I have used the rules for addition of angular momenta to work out the Clebsch-Gordan coefficients, which all seem right except for state $\lvert0,0\rangle$:
For n = 1
\begin{align}
\lvert1,1\rangle & = \frac{1}{\sqrt 2} \left( \lvert0\rangle\lvert1\rangle – \lvert1\rangle\lvert0\rangle \right) \\
\lvert1,0\rangle & = \frac{1}{\sqrt 2} \left( \lvert-1\rangle\lvert1\rangle – \lvert1\rangle\lvert-1\rangle \right) \\
\lvert1,-1\rangle & = \frac{1}{\sqrt 2} \left( \lvert0\rangle\lvert-1\rangle – \lvert-1\rangle\lvert0\rangle\right)
\end{align}
Now the state $\lvert0,0\rangle$ must be perpendicular to $\lvert1,0\rangle$ and is a linear combination of the basis kets of $\lvert1,0\rangle$:
$$\lvert0,0\rangle = \frac{1}{\sqrt 2} \left(\lvert-1\rangle\lvert1\rangle + \lvert1\rangle\lvert-1\rangle\right)$$.

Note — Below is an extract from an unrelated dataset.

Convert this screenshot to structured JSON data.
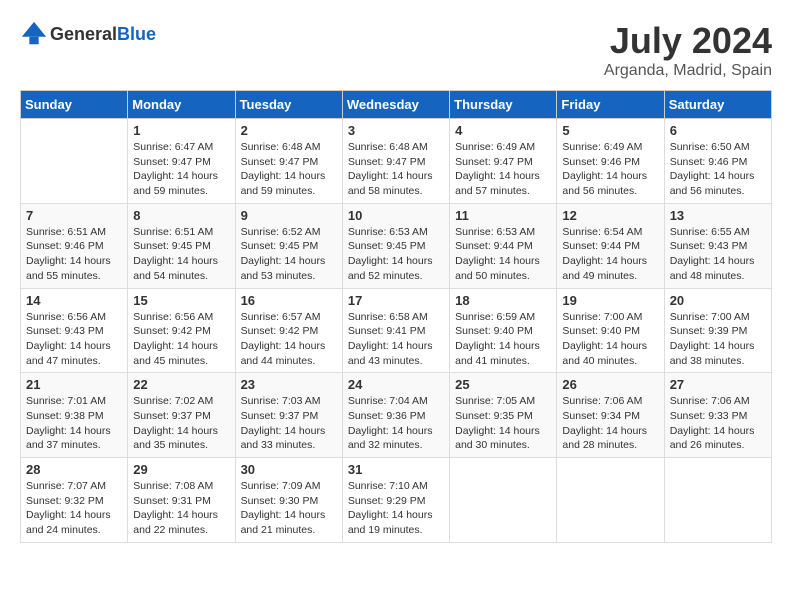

But in the table, there is an extra ket $\lvert0\rangle\lvert0\rangle$; Why is this so?
(From the table):
$$\lvert0,0\rangle = \frac{1}{\sqrt 3} \left(\lvert-1\rangle\lvert1\rangle + \lvert1\rangle\lvert-1\rangle – \lvert0\rangle\lvert0\rangle\right).$$
My intuition tells me that you need to include the $\lvert0\rangle\lvert0\rangle$ state in order for the entire set of basis to be complete. But how do I show this?
Best Answer
If you have two spin-1 particles, there are $three$ states where the projection of the total angular momentum is zero: $$ \begin{align} \left|2,0\right> &= \frac1{\sqrt6} \left( \big|1,1\big>\big|1,-1\big> ~~+~~ \big|1,-1\big>\big|1,1\big> ~~+~~ \sqrt4\cdot \big|1,0\big>\big|1,0\big> \right) \\ \left|1,0\right> &= \frac1{\sqrt2} \left( \big|1,1\big>\big|1,-1\big> ~~-~~ \big|1,-1\big>\big|1,1\big> \right) \\ \left|0,0\right> &= \frac1{\sqrt3} \left( \big|1,1\big>\big|1,-1\big> ~~+~~ \big|1,-1\big>\big|1,1\big> ~~-~~ \big|1,0\big>\big|1,0\big> \right) \end{align} $$
The state $\left|1,0\right>\left|1,0\right>$ enters $\left|2,0\right>$ state with positive sign from applying the lowering operator to $\left|2,1\right>$. (If you haven't done this algebra yourself, do so — it's quite edifying.) Therefore the symmetric zero-spin combination must contain some $\left|1,0\right>\left|1,0\right>$ with a negative sign, for orthogonality.
Alternatively, you can operate on your prospective total-spin-zero state with the angular momentum raising operator for your two spin-1 particles: $$ \begin{array}{rclr} L_+ & \left|1,1\right>\left|1,-1\right> &= & \sqrt2 \left|1,1\right>\left|1,0\right>\\ L_+ & \left|1,0\right>\left|1,0\right> &= \sqrt2 \left|1,1\right>\left|1,0\right> &{}+{} \sqrt2 \left|1,0\right>\left|1,1\right>\\ L_+ & \left|1,-1\right>\left|1,1\right> &= \sqrt2\left|1,0\right>\left|1,1\right>\\ \end{array} $$ This should make it clear that a negative contribution from $\left|0\right>\left|0\right>$, is required to make to construct an $m=0$ state that vanishes when it sees a raising or lowering operator.